Keeping in mind the role that education played in Elizabeth Harrison’s life and leadership, what other ways does education benefit and hinder the advancement of one’s leadership abilities?
The 1800’s were arguably the most transformative years of American education. That being said, on a nationwide level, very little has changed since. Over two-hundred years ago, women were instrumental to the changes made in education. Keeping this in mind, what group(s) of people do you think will usher in the next overhaul of American education (if there were to be one)?

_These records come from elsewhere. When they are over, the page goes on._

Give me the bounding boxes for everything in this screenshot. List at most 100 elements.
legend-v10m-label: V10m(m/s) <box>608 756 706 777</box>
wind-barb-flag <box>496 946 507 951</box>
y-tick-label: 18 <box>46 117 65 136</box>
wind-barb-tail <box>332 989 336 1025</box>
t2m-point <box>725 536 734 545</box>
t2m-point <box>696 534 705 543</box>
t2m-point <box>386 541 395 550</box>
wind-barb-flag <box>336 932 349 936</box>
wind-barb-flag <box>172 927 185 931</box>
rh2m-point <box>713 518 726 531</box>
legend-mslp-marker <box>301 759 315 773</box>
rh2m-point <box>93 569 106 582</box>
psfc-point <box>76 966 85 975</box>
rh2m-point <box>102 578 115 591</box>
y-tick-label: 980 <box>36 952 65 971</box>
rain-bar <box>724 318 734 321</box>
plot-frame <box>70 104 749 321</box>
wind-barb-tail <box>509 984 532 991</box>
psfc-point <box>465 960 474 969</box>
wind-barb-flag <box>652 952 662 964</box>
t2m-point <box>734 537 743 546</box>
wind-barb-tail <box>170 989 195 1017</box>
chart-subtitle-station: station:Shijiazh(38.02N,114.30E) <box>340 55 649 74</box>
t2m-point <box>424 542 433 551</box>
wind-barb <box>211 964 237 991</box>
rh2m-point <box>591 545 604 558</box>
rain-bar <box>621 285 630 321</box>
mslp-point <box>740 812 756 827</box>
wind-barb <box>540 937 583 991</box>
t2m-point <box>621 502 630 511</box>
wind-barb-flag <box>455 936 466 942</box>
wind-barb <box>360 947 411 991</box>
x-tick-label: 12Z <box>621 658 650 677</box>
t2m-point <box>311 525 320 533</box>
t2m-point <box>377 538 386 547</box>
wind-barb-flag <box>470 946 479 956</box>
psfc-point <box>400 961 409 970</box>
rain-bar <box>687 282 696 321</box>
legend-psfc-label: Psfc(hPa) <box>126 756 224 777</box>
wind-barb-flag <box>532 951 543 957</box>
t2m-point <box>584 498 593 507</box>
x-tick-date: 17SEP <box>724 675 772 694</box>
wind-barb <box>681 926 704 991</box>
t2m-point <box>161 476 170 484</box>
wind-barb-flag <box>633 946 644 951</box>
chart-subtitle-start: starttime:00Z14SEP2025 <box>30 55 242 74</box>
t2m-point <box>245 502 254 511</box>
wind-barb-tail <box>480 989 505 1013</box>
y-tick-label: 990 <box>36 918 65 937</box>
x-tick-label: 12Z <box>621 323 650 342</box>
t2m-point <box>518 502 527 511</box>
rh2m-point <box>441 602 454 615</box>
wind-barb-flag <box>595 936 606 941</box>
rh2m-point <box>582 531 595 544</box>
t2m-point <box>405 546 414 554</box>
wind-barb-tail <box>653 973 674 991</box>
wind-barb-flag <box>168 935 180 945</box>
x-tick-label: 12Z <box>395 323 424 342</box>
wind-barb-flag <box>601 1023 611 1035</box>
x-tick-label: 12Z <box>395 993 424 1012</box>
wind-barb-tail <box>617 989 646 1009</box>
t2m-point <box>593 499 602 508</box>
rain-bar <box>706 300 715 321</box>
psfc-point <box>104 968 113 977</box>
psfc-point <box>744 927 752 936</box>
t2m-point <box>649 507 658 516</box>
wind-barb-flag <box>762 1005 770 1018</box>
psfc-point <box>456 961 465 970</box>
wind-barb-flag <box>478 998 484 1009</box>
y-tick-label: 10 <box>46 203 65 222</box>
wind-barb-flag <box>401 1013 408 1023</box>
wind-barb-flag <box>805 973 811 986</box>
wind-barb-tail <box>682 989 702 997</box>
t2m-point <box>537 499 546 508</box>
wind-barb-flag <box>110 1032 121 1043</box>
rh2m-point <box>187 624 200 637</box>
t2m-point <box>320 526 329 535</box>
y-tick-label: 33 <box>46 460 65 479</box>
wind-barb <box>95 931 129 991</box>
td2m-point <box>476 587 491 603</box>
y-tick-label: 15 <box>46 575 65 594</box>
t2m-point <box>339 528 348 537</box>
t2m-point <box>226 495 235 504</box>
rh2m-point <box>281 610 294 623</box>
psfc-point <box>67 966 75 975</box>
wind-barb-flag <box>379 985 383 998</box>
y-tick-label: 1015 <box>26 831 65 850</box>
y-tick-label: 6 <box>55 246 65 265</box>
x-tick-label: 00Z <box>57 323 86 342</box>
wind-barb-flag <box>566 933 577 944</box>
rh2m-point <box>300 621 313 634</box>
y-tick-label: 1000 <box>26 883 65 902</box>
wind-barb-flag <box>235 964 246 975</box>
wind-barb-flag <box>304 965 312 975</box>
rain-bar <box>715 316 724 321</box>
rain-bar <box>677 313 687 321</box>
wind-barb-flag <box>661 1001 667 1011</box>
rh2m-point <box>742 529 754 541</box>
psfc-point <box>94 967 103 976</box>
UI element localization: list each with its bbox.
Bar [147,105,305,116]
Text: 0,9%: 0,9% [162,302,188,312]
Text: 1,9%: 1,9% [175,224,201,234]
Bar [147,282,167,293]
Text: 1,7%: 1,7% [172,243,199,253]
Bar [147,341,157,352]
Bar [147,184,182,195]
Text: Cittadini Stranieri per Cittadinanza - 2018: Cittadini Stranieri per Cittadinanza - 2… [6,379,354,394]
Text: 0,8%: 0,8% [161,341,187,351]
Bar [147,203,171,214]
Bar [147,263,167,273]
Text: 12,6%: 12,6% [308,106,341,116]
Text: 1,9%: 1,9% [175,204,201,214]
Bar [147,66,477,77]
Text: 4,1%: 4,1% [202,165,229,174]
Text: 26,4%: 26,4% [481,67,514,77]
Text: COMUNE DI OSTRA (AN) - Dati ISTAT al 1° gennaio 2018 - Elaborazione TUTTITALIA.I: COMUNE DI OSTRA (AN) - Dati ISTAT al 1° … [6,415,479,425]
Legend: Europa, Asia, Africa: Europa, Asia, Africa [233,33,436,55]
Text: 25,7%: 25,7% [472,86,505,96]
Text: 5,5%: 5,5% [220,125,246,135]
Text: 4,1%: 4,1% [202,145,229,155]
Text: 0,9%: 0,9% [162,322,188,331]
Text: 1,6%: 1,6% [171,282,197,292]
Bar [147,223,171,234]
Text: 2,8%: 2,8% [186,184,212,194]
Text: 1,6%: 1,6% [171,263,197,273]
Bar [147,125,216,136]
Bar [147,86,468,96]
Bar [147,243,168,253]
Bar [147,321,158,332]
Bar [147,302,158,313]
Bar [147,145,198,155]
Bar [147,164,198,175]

Genny Beemyn is an influential leader in the field of higher education. As the coordinator of Campus Pride’s Trans Policy Clearinghouse (www.campuspride.org/tpc) and the co-chair of International Pronouns Day (https://pronounsday.org), they have advocated for and spoken to the experiences and needs of trans college students. They have written or edited eleven books/journal issues, including their most recent anthology, Trans People in Higher Education (SUNY Press, 2019).
How does trans activism recognized and encouraged by a college institution like UMass Amherst contribute to the campus dialogue of descriptive leadership? How can leaders (like Genny) empower trans and LGBTQ+ to join the ranks of educational leadership? Through what methods can we support our trans and LGBTQ+ brothers and sisters in a campus setting?